La Déesse, ayant ainsi parlé, lui donna la bandelette puis elle se replongea dans la mer tumultueuse, semblable à un plongeon, et le flot noir la recouvrit. Mais le patient et divin Odysseus hésitait, et il dit, en gémissant, dans son esprit magnanime :

— Hélas ! je crains qu'un des immortels ourdisse une ruse contre moi en m'ordonnant de me jeter hors du radeau ; mais je ne lui obéirai pas aisément, car cette terre est encore très-éloignée où elle dit que je dois échapper à la mort ; mais je ferai ceci, et il me semble que c'est le plus sage : aussi longtemps que ces pièces de bois seront unies par leurs liens, je resterai ici et je subirai mon mal patiemment, et dès que la mer aura rompu le radeau, je nagerai, car je ne pourrai rien faire de mieux.

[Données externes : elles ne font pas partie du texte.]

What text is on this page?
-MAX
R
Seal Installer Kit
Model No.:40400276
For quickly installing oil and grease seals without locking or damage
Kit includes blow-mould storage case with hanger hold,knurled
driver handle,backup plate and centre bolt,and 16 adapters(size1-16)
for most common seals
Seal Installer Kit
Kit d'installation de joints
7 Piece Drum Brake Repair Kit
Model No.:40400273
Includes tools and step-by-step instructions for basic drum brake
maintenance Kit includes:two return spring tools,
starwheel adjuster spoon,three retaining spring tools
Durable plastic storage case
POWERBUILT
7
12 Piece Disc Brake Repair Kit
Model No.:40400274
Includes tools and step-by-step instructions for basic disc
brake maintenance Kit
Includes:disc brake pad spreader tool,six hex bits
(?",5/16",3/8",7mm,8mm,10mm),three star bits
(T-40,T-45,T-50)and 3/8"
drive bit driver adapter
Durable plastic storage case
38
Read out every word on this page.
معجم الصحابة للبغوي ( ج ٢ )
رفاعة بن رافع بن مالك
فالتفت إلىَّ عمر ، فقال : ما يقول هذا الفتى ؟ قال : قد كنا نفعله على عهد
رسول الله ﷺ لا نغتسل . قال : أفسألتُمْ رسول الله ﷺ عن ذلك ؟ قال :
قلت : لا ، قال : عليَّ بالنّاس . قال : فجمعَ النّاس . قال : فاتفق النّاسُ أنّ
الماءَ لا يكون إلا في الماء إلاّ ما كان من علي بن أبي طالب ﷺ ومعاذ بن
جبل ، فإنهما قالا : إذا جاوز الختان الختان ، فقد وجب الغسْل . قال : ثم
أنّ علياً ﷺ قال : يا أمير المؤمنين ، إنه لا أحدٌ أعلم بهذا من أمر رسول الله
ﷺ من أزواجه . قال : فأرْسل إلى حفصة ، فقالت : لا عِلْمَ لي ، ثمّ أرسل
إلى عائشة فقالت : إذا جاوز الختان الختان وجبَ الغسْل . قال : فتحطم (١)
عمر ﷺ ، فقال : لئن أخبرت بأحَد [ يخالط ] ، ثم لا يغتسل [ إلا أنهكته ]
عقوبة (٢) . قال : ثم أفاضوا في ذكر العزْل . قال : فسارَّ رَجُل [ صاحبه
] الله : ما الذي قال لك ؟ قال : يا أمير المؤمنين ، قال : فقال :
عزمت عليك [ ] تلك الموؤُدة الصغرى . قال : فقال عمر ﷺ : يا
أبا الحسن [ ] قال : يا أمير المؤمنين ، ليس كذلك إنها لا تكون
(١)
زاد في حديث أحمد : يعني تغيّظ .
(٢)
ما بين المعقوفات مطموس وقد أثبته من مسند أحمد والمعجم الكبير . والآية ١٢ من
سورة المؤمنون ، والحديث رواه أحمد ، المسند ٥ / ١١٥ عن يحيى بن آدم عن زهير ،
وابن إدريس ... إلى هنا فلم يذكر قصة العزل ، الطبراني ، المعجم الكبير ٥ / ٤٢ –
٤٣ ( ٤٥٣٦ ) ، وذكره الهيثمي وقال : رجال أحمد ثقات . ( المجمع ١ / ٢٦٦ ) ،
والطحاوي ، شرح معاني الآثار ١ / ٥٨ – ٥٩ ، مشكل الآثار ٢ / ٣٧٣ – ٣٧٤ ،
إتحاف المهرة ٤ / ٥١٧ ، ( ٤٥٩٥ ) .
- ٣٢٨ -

Tandis qu'il pensait ainsi dans son esprit et dans son cœur, Poseidaôn qui ébranle la terre souleva une lame immense, effrayante, lourde et haute, et il la jeta sur Odysseus. De même que le vent qui souffle avec violence disperse un monceau de pailles sèches qu'il emporte çà et là, de même la mer dispersa les longues poutres, et Odysseus monta sur une d'entre elles comme sur un cheval qu'on dirige. Et il dépouilla les vêtements que la divine Kalypsô lui avait donnés, et il étendit aussitôt sur sa poitrine la bandelette de Leukothéè ; puis, s'allongeant sur la mer, il étendit les bras, plein du désir de nager. Et le puissant qui ébranle la terre le vit, et secouant la tête, il dit dans son esprit :

— Va ! subis encore mille maux, errant sur la mer, jusqu'à ce que tu abordes ces hommes nourris par Zeus ; mais j'espère que tu ne te riras plus de mes châtiments.